For example, if the review service depends on the audit service and the audit service depends on the anti-spam service, when the review service calls the audit service, the audit service calls the anti-spam service, and the anti-spam service times out, the audit service logic waits because the audit service depends on the anti-spam service and the anti-spam service times out, and the review service keeps calling the audit service. service, the review service may be down due to a large number of requests piling up
As you can see, an exception in the middle of the entire call chain can cause a number of problems in the upstream call service, and even cause the entire call chain to go down, which is very scary. Therefore, when a service calls another service as the caller, in order to prevent problems with the called service, which in turn leads to problems with the calling service, so the calling service needs to protect itself, and the common means of protection is fuse
The fuse mechanism is actually a reference to the protection mechanism of fuses in our daily life. When the circuit is overloaded, the fuse will automatically break, thus ensuring that the electrical appliances in the circuit are not damaged. The fuse mechanism in service governance refers to the fact that when a service call is initiated, if the error rate returned by the called party exceeds a certain threshold, then subsequent requests will not really be initiated, but the error will be returned directly by the calling party.
In this model, the service caller maintains a state machine for each invoked service (invocation path), in which there are three states.
- Closed: In this state, we need a counter to record the number of failed calls and the total number of requests, if the failure rate reaches a preset threshold within a certain time window, it switches to the disconnected state, which opens a timeout, and when it reaches that time it switches to the semi-closed state, the timeout is to give the system a chance to fix the errors that caused the call to fail The timeout is to give the system a chance to correct the error that caused the call to fail, in order to return to the normal working state. In the closed state, call errors are time-based and reset at specific intervals, which prevents accidental errors from causing the fuse to go into a disconnected state
- Open (Open): In this state, the request will immediately return an error, and will generally start a timeout timer, when the timer times out, the state switches to half-open state, you can also set a timer to periodically detect whether the service is restored
- Half-Open (Half-Open): In this state, the application is allowed to send a certain number of requests to the called service, if these calls are normal, then the called service can be considered to have returned to normal, when the fuse switches to the closed state, while the need to reset the count. If this part still has calls that fail, the called party is still considered not to have recovered and the fuser switches to the closed state and then resets the counter. The half-open state can effectively prevent a service that is recovering from being broken again by a sudden large number of requests
The introduction of fusing in service governance makes the system more stable and resilient, provides stability while the system recovers from errors, and reduces the impact of errors on system performance by quickly rejecting service calls that could lead to errors without waiting for the actual error to return
The above describes the principle of fuses, after understanding the principle, have you thought about how we can introduce fuses? One option is to include fuses in the business logic, but obviously it is not elegant or generic enough, so we need to integrate fuses within the framework, which is built into the zRPC framework
We know that the fuse is mainly used to protect the caller, the caller needs to go through the fuse first when initiating a request, and the client-side interceptor has just this function, so the fuse is implemented in the zRPC framework within the client-side interceptor, the principle of the interceptor is as follows.
The corresponding code is
The fuse implementation in zRPC is referenced from Google Sre Overload Protection Algorithm, which is based on the following principles.
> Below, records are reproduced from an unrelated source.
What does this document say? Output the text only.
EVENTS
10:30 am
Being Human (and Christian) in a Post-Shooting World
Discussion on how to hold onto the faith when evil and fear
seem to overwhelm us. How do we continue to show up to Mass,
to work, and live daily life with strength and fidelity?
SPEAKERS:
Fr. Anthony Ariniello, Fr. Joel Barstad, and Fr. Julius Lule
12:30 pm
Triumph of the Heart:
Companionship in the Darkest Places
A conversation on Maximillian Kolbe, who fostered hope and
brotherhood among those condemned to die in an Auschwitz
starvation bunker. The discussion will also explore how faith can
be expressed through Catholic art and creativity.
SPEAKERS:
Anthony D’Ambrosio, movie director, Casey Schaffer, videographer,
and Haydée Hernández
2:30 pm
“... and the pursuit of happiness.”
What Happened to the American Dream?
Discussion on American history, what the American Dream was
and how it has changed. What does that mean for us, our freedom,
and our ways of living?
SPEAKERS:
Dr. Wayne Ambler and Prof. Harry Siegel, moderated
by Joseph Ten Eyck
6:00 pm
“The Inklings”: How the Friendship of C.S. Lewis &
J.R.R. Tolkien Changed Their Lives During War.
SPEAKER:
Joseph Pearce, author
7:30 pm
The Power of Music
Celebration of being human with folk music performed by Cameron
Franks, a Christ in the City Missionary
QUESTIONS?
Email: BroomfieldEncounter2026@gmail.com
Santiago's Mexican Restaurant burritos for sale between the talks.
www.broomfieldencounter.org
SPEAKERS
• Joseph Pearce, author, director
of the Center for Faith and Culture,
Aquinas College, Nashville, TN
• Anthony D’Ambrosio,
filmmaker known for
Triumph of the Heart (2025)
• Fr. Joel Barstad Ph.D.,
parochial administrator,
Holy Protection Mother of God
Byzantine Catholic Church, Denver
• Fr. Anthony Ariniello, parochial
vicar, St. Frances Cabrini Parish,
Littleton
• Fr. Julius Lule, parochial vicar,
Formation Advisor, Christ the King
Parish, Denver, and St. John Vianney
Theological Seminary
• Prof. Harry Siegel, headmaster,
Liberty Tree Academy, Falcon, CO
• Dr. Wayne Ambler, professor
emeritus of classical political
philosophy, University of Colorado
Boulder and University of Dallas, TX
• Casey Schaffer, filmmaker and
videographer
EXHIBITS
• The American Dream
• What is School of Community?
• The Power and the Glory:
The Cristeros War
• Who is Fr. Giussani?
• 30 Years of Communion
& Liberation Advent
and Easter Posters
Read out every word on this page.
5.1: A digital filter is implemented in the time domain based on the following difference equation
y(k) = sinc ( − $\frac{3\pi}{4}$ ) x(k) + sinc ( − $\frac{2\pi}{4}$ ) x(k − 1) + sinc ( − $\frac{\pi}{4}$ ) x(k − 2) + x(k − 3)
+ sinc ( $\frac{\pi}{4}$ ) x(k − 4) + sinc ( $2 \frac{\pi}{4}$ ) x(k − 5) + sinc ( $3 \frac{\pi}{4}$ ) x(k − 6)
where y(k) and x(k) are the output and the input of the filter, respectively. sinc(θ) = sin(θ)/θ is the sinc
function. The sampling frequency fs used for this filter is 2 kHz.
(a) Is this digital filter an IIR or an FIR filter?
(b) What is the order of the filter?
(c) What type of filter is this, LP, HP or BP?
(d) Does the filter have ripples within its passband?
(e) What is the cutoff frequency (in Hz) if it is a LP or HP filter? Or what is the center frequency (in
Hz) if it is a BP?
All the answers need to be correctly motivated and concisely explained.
- Number of requests (requests): the sum of the number of requests initiated by the caller
- number of requests accepted (accepts): the number of requests normally processed by the caller
Under normal circumstances, these two values are equal, and as the called party's service starts to reject requests with exceptions, the value of accepts starts to gradually become smaller than the number of requests, at which point the caller can continue to send requests until requests = K * accepts, and once this limit is exceeded, the fuse is turned back on and new requests will be discarded locally with a certain probability of returning errors directly, the probability is calculated as follows.
By modifying the K(multiplier) in the algorithm, the sensitivity of the fuser can be adjusted, when decreasing the multiplier will make the adaptive fusing algorithm more sensitive, when increasing the multiplier will make the adaptive fusing algorithm less sensitive, for example, suppose that the upper limit of the caller's requests is adjusted from requests = 2 acceptst to requests = 1.1 accepts then it means that one out of every ten requests from the caller will trigger the fuse
The code path is go-zero/core/breaker
Adaptive fusion algorithm implementation
The doReq method is called each time a request is initiated. In this method, it is first validated by accept whether the fuse is triggered. acceptable is used to determine which errors count towards the failure count and is defined as follows.
If the request is normal, the number of requests and the number of requests accepted will be added by one by markSuccess, if the request is not normal, only the number of requests will be added by one
The caller can use the fuse mechanism for self-protection to prevent the call to the downstream service exceptions, or take too long to affect the business logic of the caller, many full-featured microservices framework will be built-in fuse. In fact, not only between the microservice calls need to fuse, when calling dependent resources, such as mysql, redis, etc. can also introduce the fuse mechanism.